Image courtesy Search Engine Roundtable
How Brands Can Best Engage on Social Issues
Twitter has produced a study in collaboration with OMG Research that explores the role of brands in social and identity-oriented discussions on the platform. The report states, “When it comes to serious matters, such as racial justice, gender equality, and climate change, people on Twitter not only welcome brands into these conversations but expect them to speak up on behalf of their followers and others who share their values.”
Two out of three survey respondents agreed that brands have an influence on the way people express their identities, with racial, political, and gender identities being ranked as important by the greatest number of respondents. Users find it especially relevant for brands to speak out on issues when they are directly related to the brand’s industry or when brands respond not just with words but with meaningful action. Topping the list of issues that users want brands to take a stand on was climate change, with 46% expecting brands to speak out.
Courtesy Twitter / OMG Research
Inflation Drives Grocery App Usage Up 77%
Increased food prices due to inflation are driving more users to grocery apps, according to research from Apptopia.

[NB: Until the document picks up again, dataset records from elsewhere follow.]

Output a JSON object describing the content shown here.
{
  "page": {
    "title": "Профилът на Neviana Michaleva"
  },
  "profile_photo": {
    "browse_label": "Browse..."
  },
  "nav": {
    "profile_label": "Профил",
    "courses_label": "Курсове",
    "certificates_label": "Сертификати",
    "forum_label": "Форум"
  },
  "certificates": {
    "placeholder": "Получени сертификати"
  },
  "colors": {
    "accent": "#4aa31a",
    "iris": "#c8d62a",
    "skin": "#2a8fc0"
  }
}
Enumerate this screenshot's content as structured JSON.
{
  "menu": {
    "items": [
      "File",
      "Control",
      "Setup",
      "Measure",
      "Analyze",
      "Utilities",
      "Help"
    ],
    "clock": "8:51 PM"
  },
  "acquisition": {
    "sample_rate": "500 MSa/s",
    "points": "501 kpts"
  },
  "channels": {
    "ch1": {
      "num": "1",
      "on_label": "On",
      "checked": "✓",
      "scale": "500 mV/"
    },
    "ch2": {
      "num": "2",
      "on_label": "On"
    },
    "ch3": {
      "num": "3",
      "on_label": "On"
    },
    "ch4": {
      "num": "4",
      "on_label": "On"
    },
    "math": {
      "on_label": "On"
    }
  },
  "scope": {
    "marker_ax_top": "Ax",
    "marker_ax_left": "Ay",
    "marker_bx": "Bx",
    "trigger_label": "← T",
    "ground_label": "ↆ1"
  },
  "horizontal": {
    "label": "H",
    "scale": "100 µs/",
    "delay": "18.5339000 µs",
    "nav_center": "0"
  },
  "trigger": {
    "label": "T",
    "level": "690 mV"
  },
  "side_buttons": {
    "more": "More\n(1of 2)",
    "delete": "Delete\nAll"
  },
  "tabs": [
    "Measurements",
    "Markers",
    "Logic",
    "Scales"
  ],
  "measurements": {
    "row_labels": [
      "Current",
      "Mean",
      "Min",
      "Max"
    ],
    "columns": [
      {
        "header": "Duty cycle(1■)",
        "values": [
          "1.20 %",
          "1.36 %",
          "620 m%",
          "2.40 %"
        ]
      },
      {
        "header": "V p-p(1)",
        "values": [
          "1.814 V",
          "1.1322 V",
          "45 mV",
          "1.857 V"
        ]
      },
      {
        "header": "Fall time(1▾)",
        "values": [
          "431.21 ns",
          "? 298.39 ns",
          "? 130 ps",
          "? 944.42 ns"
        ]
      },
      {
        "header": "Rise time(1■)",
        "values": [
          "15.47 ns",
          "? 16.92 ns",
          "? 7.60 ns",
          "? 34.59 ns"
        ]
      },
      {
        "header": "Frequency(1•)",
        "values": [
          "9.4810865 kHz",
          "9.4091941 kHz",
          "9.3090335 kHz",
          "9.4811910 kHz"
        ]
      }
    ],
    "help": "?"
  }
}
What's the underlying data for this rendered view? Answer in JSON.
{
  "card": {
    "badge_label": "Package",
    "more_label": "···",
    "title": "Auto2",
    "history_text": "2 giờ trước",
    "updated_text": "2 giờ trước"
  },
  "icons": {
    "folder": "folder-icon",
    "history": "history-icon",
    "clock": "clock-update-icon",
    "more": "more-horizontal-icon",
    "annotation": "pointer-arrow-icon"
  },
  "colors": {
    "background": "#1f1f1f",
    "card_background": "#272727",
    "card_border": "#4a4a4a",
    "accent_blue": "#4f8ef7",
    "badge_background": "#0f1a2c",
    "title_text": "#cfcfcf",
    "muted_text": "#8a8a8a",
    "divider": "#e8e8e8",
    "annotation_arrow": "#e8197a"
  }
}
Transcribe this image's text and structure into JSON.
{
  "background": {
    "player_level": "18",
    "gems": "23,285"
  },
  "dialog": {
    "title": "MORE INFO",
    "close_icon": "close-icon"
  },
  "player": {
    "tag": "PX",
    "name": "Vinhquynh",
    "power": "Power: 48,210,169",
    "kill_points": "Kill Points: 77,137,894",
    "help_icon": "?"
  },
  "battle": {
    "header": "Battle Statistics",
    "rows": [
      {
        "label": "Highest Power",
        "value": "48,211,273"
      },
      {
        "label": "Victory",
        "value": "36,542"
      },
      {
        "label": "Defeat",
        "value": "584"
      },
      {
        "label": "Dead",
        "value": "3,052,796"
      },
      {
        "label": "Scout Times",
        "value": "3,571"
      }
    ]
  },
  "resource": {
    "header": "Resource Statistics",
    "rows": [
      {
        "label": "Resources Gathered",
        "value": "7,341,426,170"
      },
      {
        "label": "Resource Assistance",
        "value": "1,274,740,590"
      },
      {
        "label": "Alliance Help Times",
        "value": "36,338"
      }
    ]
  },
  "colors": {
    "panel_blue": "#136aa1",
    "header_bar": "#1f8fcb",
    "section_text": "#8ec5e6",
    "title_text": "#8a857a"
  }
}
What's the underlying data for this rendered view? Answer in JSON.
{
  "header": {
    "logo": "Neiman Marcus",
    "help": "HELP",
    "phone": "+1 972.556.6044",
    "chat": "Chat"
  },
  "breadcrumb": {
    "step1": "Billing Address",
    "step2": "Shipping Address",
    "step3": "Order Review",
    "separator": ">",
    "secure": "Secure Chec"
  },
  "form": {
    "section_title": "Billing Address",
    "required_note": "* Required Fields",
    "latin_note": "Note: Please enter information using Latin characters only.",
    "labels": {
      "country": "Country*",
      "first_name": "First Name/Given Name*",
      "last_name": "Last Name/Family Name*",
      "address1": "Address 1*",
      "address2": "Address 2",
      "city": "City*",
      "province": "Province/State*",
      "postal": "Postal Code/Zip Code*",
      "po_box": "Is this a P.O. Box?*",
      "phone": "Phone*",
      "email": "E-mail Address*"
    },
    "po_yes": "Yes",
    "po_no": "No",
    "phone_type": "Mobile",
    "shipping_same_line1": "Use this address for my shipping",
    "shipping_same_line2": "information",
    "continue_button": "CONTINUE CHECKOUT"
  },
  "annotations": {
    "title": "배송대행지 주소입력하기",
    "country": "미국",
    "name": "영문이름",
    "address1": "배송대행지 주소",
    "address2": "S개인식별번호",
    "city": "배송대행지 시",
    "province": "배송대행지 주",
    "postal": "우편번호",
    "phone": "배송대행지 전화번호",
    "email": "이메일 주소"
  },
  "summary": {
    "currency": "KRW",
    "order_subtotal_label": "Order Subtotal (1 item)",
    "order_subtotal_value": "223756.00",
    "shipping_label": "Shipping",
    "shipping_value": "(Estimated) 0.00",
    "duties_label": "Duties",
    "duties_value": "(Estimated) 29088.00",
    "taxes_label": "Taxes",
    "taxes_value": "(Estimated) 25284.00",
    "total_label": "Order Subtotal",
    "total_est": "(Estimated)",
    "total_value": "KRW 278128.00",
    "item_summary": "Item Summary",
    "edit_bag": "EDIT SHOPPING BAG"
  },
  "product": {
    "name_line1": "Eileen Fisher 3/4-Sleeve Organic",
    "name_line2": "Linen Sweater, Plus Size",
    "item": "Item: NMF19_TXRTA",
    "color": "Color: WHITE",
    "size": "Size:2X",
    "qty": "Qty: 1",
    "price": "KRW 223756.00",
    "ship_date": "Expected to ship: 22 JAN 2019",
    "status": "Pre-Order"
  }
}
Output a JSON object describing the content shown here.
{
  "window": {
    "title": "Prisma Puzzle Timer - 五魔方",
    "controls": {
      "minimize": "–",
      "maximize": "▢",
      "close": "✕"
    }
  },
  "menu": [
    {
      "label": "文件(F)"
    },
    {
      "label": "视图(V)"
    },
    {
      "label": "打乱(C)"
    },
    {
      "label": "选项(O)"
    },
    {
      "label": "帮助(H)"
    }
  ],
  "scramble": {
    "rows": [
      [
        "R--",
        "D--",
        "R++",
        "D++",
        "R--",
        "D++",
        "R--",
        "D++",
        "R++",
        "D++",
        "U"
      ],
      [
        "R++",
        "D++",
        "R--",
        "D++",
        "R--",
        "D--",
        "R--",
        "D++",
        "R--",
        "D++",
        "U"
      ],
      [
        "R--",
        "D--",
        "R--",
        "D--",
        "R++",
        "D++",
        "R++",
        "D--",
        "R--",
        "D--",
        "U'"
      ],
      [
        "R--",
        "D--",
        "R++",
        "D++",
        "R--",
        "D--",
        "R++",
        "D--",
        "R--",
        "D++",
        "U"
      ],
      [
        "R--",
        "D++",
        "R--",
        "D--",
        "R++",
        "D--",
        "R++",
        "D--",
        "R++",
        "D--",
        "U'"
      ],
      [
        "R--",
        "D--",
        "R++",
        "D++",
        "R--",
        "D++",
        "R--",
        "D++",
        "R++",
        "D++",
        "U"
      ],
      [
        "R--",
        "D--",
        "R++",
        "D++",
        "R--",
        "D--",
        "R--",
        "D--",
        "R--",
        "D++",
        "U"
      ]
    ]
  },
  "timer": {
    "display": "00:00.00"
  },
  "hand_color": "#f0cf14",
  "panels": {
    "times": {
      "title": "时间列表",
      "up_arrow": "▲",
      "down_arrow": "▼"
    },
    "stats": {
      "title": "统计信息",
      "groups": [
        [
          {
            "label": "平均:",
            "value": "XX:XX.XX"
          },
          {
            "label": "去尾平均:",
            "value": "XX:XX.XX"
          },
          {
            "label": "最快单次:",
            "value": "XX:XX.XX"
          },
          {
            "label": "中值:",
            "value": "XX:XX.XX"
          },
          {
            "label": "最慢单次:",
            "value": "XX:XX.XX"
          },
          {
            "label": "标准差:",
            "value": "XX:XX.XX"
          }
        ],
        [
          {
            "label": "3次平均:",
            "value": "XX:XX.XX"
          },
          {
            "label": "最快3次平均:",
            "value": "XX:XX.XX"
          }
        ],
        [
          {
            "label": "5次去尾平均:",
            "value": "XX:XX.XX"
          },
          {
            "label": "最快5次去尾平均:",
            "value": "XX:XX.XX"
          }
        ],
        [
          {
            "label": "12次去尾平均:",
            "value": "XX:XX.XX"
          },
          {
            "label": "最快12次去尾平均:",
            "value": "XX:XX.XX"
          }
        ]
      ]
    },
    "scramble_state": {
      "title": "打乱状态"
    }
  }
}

App usage was up 77% in May compared to the same time in 2021, with reviews mentioning the word “coupon” up 75%. When all data is in, sessions in grocery apps are predicted to have gone up 30% for Q2 2022 compared to the previous quarter. Consumers are using apps these days to seek out rewards, coupons, and better prices, but their needs are not being consistently met by many grocery apps according to the study, with half of the top ten apps receiving negative scores for coupons.